Sheila sighed aloud. Tzen moved back sensing a whiff of tobacco from her breath.
‘Your mother just tried to….’
‘NOOO’ Marrie screamed at her to stop.
‘You mother is…wants…to tell you something.’ Sheila conceded to Marrie’s wishes. She was right; it wasn’t Sheila’s place. Tzen dropped his shoulders back against the wall, puzzled and shocked. Marrie proceeded to cry even further, hiding her face from everyone in the room. Soon Tzen’s father approached and rushed to her aid and slowly the rest came in one by one.
That night, Tzen remembered he had long promised to take Sheila out for a little walk by the bayou. Jenny was all too tired and they all slept in the hallway, next to each other on mats made out of bamboo. Jenny found it weird being brought up a city girl with her own room since birth, but she was coming around to the new experience.
The two house officers had made their way to a small riverbend. Tzen limped ahead only to rest his bottom on the edge of the wooden jetty and swing his cast over it front and back hoping it would stop the itching.
‘Look!’ Sheila’s eyes glimmered as she saw fireflies light up the entire riverbend.

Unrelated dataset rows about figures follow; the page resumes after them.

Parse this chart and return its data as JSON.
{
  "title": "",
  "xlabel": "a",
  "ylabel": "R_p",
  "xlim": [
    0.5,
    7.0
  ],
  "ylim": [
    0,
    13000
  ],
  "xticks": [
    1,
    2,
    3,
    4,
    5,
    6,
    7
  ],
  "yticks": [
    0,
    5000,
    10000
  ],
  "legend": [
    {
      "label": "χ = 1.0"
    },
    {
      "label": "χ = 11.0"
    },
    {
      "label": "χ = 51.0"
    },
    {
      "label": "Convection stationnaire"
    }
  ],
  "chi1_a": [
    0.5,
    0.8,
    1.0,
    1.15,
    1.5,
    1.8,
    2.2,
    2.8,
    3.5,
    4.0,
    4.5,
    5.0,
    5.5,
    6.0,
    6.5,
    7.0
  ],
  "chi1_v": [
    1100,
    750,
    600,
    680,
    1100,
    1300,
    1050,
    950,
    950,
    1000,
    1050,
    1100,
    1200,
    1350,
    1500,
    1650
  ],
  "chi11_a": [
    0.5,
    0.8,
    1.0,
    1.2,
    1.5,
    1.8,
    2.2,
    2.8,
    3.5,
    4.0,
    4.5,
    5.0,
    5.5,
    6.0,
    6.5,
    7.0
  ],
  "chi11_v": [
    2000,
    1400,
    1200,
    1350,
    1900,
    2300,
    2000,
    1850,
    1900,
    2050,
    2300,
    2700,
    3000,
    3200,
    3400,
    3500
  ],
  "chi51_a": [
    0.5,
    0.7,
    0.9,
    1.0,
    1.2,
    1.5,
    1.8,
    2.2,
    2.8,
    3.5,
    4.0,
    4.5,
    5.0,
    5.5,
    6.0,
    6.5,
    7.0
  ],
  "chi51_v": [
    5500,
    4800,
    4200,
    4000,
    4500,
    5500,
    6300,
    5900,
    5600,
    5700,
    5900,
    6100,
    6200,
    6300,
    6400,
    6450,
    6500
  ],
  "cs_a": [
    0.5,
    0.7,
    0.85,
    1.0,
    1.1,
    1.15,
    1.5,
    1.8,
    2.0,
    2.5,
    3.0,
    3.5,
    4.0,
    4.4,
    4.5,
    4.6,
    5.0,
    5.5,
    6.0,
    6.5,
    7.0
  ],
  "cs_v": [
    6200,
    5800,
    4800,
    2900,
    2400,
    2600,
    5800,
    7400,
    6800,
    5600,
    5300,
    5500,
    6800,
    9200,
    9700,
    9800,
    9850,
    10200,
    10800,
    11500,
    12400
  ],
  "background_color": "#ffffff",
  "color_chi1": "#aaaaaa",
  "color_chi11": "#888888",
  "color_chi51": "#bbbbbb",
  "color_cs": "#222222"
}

‘They’re beautiful,’ she said.
Tzen saw how the moon hit her dark roasted skin and the mysterious glow it gave her. She was dressed in all black but he could see her like she was in broad daylight. A part of him was so transfixed that he nearly uttered an audible, ‘wow’.
‘You sure it’s safe to do that. Aren’t there like crocodiles here?’
‘You don’t bother them and they won’t bother you.’
‘But they are predators.’
‘Life here knows its place. Besides, they know my family. They won’t hurt me.’ Tzen was cocky with his understanding of crocodiles and the faith he had put on them.
Sheila was impressed. ‘You sure? I don’t think that’s how…’
‘Besides if kills me it would only take a second. Not after years of Obstructive Airway Disease.’
Sheila was embarrassed. ‘It’s just a casual thing.’
‘Yet you fell the need to hide behind bushes.’
Though she would really retaliate with a defensive fury when people caught her smoking, she was warm to Tzen, feeling slightly guilty in fact.
‘Can you please not judge me right now?’
‘Fine…’ Tzen yielded. He slapped a mosquito that landed on his neck. ‘How come they aren’t biting you? You’re in all black!’
‘I tell you what,’ Sheila gazed at her shadow in the water. ‘You get your mother to meet a psychiatrist. And I’ll stop.’
Tzen’s eyes met Sheila’s and a mutual agreement was made. They starred at each others’ lips for a split second then immediately looked away before letting the feeling take over.
Sheila stared at her reflection in calm waters. There was nothing but her glowing silhouette in the moonlight. Immediately she felt ugly again.
‘OK’ Tzen said.
Sheila looked ahead at the calmness of the bayou. ‘It’s a deal then…Alvin.’
‘What?’ Tzen face grew red. ‘She told you?’
The two of them burst into hysterical laughter. Suddenly, there was a plop sound in the water and some splashing far ahead. They couldn’t see but were not in the mood of finding out. Sheila got up and handed Tzen his crutches and they hurriedly moved away. All through the walk home, they joked and laughed at each other, never grumbling once about hospital politics or work, but enjoyed another frozen moment, just friends being friends. Sheila had a few ‘Alvin’ jokes as well to get out of her system and she was not going to miss the opportunity to torment him. Tzen allowed it so as long as she promised never to mention it to the others.